Nesse sentir, foi editada a Lei Federal nº 13.979, de 6 de fevereiro de 2020[2], estabelecendo medidas de combate ao COVID, recomendadas pela Organização Mundial de Saúde, tal como a imposição de “quarentena”, compreendida como restrição de atividades ou separação de pessoas suspeitas de contaminação.

Concomitantemente, estabeleceu um rol de ações consideradas essenciais, na esteira da então já existente Lei Federal 7.783/89, que as define como aquelas aptas a atender às necessidades inadiáveis da comunidade sob pena de colocar em perigo iminente a sobrevivência, a saúde ou a segurança da população.

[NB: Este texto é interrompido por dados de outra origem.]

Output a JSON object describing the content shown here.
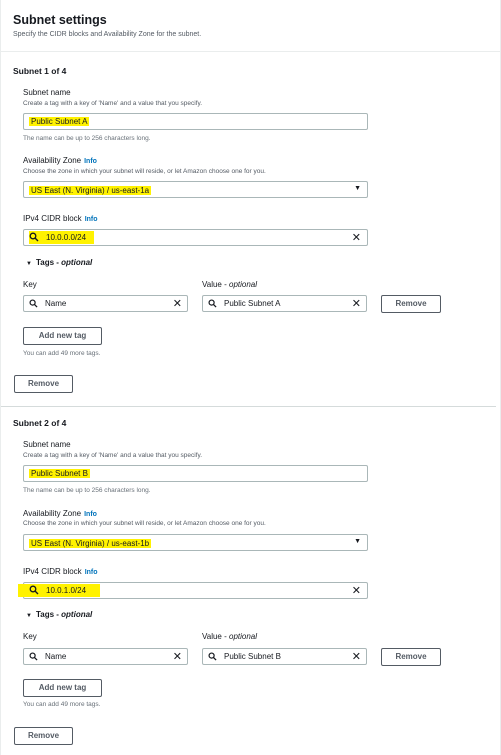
{
  "header": {
    "title": "Subnet settings",
    "description": "Specify the CIDR blocks and Availability Zone for the subnet."
  },
  "labels": {
    "subnet_name": "Subnet name",
    "subnet_name_desc": "Create a tag with a key of 'Name' and a value that you specify.",
    "subnet_name_hint": "The name can be up to 256 characters long.",
    "az": "Availability Zone",
    "az_desc": "Choose the zone in which your subnet will reside, or let Amazon choose one for you.",
    "cidr": "IPv4 CIDR block",
    "info": "Info",
    "tags": "Tags -",
    "tags_optional": "optional",
    "key": "Key",
    "value": "Value -",
    "value_optional": "optional",
    "remove": "Remove",
    "add_new_tag": "Add new tag",
    "add_more_hint": "You can add 49 more tags."
  },
  "subnets": [
    {
      "title": "Subnet 1 of 4",
      "name": "Public Subnet A",
      "az": "US East (N. Virginia) / us-east-1a",
      "cidr": "10.0.0.0/24",
      "tag_key": "Name",
      "tag_value": "Public Subnet A"
    },
    {
      "title": "Subnet 2 of 4",
      "name": "Public Subnet B",
      "az": "US East (N. Virginia) / us-east-1b",
      "cidr": "10.0.1.0/24",
      "tag_key": "Name",
      "tag_value": "Public Subnet B"
    }
  ],
  "colors": {
    "highlight": "#fff200",
    "info_link": "#0073bb"
  }
}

Por óbvio, dentre as atividades imprescindíveis, inclui-se a “assistência médica e hospitalar” que, no contexto das atividades estatais, submete-se ao princípio da continuidade do serviço público.

Contudo, a crise trazida pela pandemia promoveu cenários sem precedentes, como a paralisação de atendimentos em unidades de pronto atendimento nos Municípios, suspensão das visitas e atendimentos das equipes de Saúde da Família, consultas médicas e procedimentos em Consórcios Públicos de Saúde e internamentos e cirurgias em determinados Hospitais particulares, conveniados com a rede pública.

Muitas dessas determinações partiram dos próprios gestores públicos que, pressionados, decidiram por voltar todos os seus esforços e recursos públicos ao combate à nova pandemia.

Sem adentrar ao mérito desta política, o fato é que, sob o argumento de que todas as referidas estruturas deveriam ser utilizadas, tão somente, para recepcionar portadores do novo vírus, um grande e considerável espectro de outros doentes ficaram absolutamente desprovidos de qualquer atenção.

Assim, o direito fundamental à vida é à saúde passou a ser visto sob uma estreita via de mão única, cujos efeitos em médio e longo prazo podem ser igualmente catastróficos.

 

O Princípio da continuidade do serviço público

princípio da continuidade do serviço público atenta para a impossibilidade de solução de continuidade das ações positivas em prol dos indivíduos sociais, sob o risco de seu próprio perecimento como ser humano.

Por se afigurarem imperativas à coletividade, a sua titularidade é estatal e, consequentemente, submetem-se ao regime jurídico de direito público.

Portanto, a continuidade do serviço público supõe o funcionamento pontual e regular do serviço, sendo defesa sua interrupção, exceto por força maior invencível.

Para Celso Antônio Bandeira de Mello o princípio da continuidade do serviço público significa “a impossibilidade de sua interrupção e o pleno direito dos administrados a que não seja suspenso ou interrompido[3].

Para Jacintho Arruda Câmara, o dever de continuidade “sempre foi entendido como um vínculo de caráter genérico, que exigia do Estado a manutenção de determinado serviço público em funcionamento. É um dever estabelecido em favor da sociedade como um todo e assumido pelo estado ou por quem lhe faça as vezes[4].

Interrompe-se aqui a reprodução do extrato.